Kawhi Leonard is sitting on 43 consecutive 20-point games as the best active streak after SGA’s, and Kevin Durant‘s career-best of 72 is the only 21st-century number that makes this conversation interesting. SGA nearly doubled Durant’s mark while regularly going home early.
Eight Teams Racing to the Bottom
A loaded 2026 draft class is to blame for most of this. AJ Dybantsa, Darryn Peterson, Cameron Boozer. Enough front offices decided those names were worth tanking for that the league had to start writing checks.
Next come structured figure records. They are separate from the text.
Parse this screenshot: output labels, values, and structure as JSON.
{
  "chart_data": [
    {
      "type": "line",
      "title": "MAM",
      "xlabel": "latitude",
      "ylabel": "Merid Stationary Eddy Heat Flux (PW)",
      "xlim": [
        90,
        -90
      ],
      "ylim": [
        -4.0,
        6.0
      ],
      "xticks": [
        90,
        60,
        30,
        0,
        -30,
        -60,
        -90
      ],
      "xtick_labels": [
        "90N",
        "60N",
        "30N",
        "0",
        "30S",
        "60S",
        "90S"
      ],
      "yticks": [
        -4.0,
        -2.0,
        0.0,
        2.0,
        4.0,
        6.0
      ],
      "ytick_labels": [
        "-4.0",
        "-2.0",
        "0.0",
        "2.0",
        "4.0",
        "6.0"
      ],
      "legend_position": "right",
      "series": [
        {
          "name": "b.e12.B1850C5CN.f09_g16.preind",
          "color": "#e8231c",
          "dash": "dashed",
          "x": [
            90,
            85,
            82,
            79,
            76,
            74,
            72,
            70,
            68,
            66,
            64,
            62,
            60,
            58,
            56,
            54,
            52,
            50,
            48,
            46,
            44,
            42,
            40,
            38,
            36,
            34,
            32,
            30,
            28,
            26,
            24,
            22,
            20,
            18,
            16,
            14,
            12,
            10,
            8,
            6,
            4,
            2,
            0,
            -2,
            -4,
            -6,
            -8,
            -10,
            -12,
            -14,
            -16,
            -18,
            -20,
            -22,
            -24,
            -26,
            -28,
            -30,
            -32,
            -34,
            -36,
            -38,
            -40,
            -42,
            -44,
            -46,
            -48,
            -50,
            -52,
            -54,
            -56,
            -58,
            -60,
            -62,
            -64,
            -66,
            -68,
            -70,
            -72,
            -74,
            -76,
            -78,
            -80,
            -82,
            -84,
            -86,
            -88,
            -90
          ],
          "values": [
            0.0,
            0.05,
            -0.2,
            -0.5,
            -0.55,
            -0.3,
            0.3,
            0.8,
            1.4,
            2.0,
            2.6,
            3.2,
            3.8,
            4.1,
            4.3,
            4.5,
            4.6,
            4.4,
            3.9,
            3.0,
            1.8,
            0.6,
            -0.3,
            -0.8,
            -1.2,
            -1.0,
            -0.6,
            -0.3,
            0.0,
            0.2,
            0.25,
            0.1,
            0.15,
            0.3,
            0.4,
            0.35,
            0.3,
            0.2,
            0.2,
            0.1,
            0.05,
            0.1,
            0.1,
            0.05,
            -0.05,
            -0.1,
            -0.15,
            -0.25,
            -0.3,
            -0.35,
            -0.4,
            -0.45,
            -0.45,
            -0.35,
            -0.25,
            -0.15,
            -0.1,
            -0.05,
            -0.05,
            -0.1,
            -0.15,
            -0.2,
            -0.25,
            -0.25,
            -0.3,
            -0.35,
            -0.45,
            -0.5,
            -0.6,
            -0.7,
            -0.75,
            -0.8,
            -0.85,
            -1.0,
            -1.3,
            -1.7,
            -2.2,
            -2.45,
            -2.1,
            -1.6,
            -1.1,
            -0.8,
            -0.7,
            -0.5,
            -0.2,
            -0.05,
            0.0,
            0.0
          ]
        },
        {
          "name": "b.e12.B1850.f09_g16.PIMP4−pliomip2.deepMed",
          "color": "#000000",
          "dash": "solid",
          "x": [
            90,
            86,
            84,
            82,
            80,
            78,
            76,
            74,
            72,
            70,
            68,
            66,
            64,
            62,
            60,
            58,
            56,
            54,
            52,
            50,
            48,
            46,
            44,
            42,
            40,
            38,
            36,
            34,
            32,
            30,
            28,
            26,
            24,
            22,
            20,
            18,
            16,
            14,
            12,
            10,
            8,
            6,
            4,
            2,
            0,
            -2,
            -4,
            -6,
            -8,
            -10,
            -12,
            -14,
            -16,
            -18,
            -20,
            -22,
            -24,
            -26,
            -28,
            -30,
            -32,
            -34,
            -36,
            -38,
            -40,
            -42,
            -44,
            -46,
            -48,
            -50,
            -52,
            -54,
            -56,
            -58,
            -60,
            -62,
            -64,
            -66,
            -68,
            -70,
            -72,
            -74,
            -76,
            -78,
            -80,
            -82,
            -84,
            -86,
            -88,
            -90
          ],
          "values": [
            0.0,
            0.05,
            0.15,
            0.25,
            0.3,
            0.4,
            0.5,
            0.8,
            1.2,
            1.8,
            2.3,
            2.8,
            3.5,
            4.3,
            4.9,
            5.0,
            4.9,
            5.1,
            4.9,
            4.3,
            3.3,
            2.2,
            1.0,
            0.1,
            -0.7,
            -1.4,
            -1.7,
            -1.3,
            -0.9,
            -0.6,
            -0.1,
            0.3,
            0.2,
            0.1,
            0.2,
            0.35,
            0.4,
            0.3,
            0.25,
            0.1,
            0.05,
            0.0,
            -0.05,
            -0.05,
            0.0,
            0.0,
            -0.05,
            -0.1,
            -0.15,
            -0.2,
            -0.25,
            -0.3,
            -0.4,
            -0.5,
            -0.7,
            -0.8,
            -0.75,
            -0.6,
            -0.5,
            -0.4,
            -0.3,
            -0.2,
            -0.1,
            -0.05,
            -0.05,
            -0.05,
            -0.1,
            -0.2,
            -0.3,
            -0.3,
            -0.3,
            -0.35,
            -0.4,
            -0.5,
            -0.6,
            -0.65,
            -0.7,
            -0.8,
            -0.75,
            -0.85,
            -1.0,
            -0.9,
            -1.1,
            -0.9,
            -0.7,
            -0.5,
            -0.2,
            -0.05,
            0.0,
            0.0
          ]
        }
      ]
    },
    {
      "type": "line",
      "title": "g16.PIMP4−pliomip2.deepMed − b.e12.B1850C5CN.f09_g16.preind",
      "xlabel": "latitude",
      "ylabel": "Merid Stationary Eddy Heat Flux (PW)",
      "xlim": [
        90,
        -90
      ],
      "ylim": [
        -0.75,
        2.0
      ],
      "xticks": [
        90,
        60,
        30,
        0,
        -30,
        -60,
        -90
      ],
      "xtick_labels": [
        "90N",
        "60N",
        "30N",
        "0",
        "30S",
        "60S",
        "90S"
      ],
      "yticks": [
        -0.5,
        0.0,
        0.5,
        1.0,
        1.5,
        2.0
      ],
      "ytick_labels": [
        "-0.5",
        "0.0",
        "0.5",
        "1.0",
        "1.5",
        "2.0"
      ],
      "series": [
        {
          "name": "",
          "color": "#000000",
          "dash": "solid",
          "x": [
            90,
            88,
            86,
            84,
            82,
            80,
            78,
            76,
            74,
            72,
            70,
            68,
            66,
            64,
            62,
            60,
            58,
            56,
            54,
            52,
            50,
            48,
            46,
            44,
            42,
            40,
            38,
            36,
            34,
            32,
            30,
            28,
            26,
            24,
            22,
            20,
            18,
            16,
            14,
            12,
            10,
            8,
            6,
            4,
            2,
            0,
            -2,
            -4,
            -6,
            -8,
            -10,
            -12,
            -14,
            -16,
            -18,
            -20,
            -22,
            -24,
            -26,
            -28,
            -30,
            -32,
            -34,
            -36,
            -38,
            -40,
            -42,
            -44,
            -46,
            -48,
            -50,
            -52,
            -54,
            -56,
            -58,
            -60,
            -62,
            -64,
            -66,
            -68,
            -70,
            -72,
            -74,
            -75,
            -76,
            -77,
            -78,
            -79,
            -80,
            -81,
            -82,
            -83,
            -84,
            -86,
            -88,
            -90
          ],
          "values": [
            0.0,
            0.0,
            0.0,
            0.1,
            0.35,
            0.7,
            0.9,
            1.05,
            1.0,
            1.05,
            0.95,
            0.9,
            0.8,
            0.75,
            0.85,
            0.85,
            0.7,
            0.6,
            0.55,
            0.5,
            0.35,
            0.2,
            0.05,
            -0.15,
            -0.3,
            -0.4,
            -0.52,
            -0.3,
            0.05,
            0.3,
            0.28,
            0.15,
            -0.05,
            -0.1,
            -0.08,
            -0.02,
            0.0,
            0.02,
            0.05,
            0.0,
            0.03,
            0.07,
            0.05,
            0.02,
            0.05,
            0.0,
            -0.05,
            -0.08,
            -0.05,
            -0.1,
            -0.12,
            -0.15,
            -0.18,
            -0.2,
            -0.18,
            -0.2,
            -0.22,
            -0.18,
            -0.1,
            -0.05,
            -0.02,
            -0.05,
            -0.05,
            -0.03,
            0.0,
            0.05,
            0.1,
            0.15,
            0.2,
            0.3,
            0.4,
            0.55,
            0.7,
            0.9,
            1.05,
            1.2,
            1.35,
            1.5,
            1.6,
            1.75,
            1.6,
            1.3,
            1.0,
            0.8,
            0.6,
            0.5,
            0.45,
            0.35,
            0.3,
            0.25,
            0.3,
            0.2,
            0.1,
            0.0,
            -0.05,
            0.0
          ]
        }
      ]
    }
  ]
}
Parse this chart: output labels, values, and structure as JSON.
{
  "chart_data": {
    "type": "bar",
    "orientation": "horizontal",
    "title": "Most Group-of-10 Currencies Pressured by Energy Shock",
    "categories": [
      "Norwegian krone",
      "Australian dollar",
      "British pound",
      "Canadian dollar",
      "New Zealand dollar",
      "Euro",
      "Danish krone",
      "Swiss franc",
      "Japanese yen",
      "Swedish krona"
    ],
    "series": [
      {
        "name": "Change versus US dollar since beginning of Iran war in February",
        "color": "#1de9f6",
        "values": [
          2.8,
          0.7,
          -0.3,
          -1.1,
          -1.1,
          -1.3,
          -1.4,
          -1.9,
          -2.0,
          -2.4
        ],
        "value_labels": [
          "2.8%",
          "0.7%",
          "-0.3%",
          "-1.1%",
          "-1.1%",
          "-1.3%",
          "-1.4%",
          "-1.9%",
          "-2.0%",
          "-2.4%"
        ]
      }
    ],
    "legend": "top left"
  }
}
| What happened | Why it matters |
| League fined the Jazz $500,000 for yanking starters in fourth quarters of winnable games | Largest tanking-related fine in recent memory |
| Pacers fined $100,000 after doctors confirmed Pascal Siakam was healthy enough to play | NBA overruled a team’s own medical staff designation |
| NBPA publicly accused the Bucks of trying to bench a healthy Giannis Antetokounmpo | Milwaukee doesn’t even own their first-round pick this year |
| Eight teams eliminated from playoff contention before April | Five from the West, three from the East |
The Giannis situation was the strangest of the bunch. A two-time MVP telling his team he’s ready to come back from a hyperextended knee, and the team basically saying no thanks. The players’ union got involved, publicly called it an anti-tanking enforcement failure, and Milwaukee’s coach responded to reporters by saying he didn’t have an answer. Just said that out loud. You’d think a franchise without its own first-round pick would have less motivation to tank, but apparently protecting Giannis for a potential offseason trade counts as its own kind of draft strategy.
Silver Pledges the Biggest Overhaul Since 1985
The commissioner spent March 25 at the Board of Governors meeting saying things that sounded different from the usual PR language.
“We are going to fix it. Full stop.”
The proposed reforms are not minor. One option would expand the lottery to 18 teams and flatten the odds so the bottom 10 all have equal chances at the first pick. Another borrows from the WNBA and would calculate lottery odds using a two-year average of team records, with a 20-win floor so that going 12-70 gets you no more advantage than finishing 20-62. There’s a vote expected in May, and the league wants changes in place before free agency opens.